The Stanislaus Sprout
Article

Cool, Moist Weather Favors Peach Leaf Curl

Puckery looking green leaf tinged with red.
Symptoms of peach leaf curl, Jack Kelly Clark.
Peach leaf curl, a fungus disease of peach and nectarine trees, is very common in home gardens. Cool and rainy weather provide ideal conditions for the spread of the disease. Recognizing the disease is simple, since it occurs only on peaches and nectarines and has very definite symptoms. When trees are infected, reddish colored areas appear on the leaves. Affected areas become thick and puckered, causing the leaves to curl. About this time, velvety-gray spore masses appear. Shoots may also become infected, thickened and distorted. Sometimes even the fruits become infected, causing them to be misshapen, wrinkled, cracked and scabby. The disease weakens trees somewhat by damaging the leaves but does not kill trees.

The peach leaf curl fungus is spread by tiny spores which are produced on infected leaves and blown about by wind. As leaves begin to emerge in the spring, the spores are washed onto them, and infection begins. If the weather remains cool and wet, young leaves will be continually infected. Throughout the winter, while the tree is dormant, the spores lie exposed on limbs, twigs and buds. It is during this period that the disease can be controlled with fungicide sprays. In the dry, hot weather of late spring and early summer, the disease stops spreading.

Spraying now during the dormant season helps prevent peach leaf curl in spring.

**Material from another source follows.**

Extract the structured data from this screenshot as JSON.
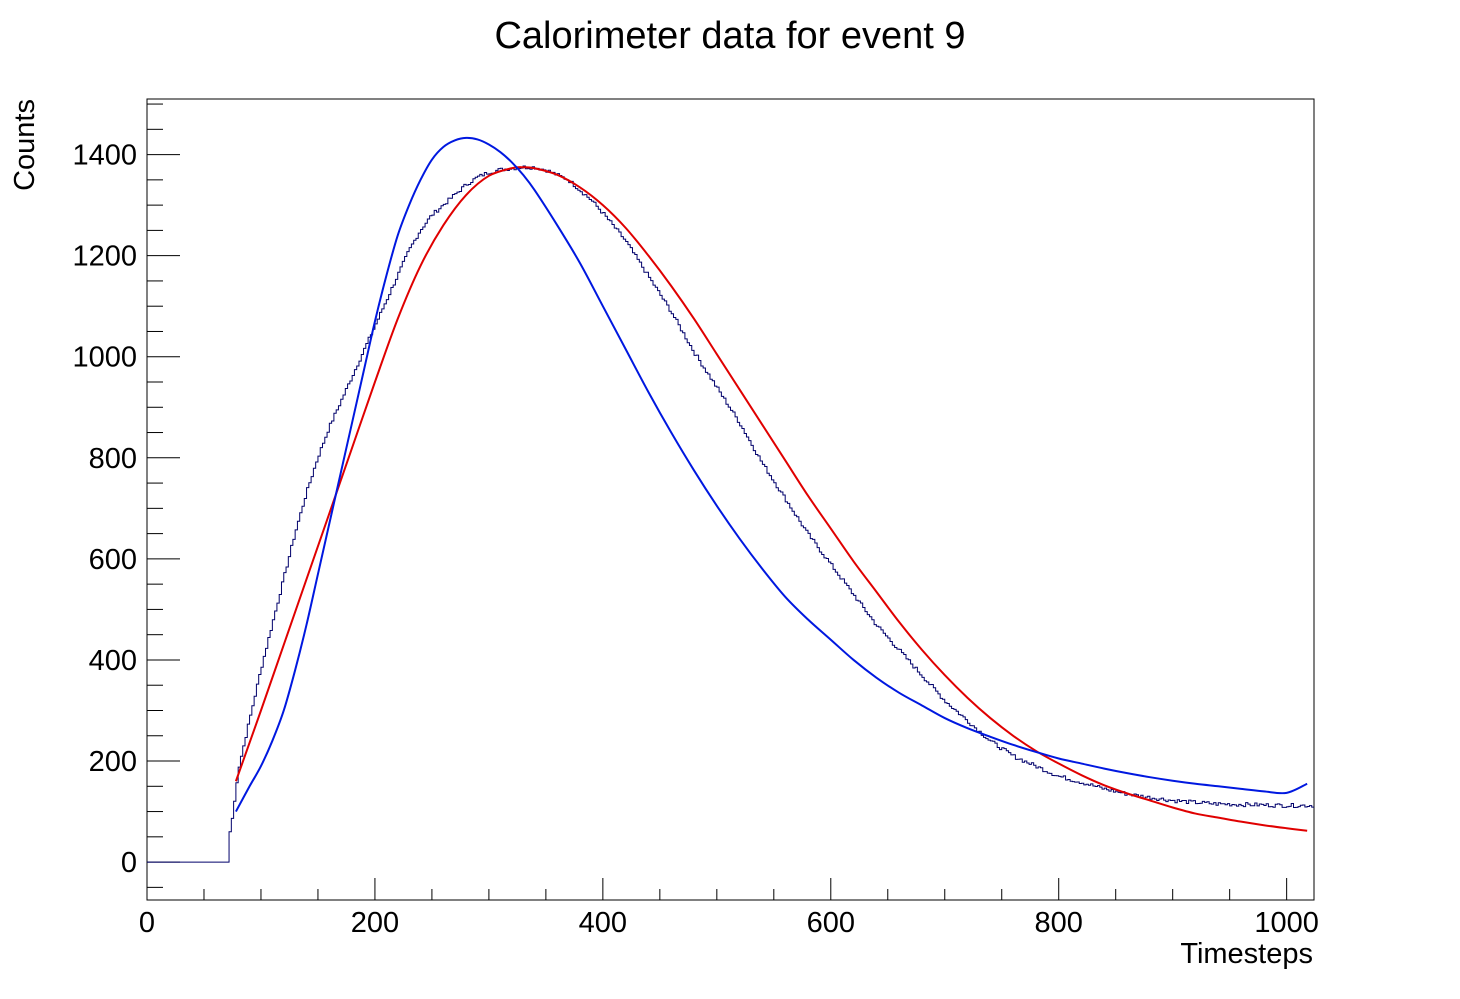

Several products are generally effective in controlling peach leaf curl and are readily available at nurseries and garden stores. These include products containing basic copper sulfate. Make sure to do a thorough job of covering every bit of the tree with the spray. 

Ed Perry is the emeritus Environmental Horticultural Advisor for University of California Cooperative Extension (UCCE) in Stanislaus County where he worked for over 30 years.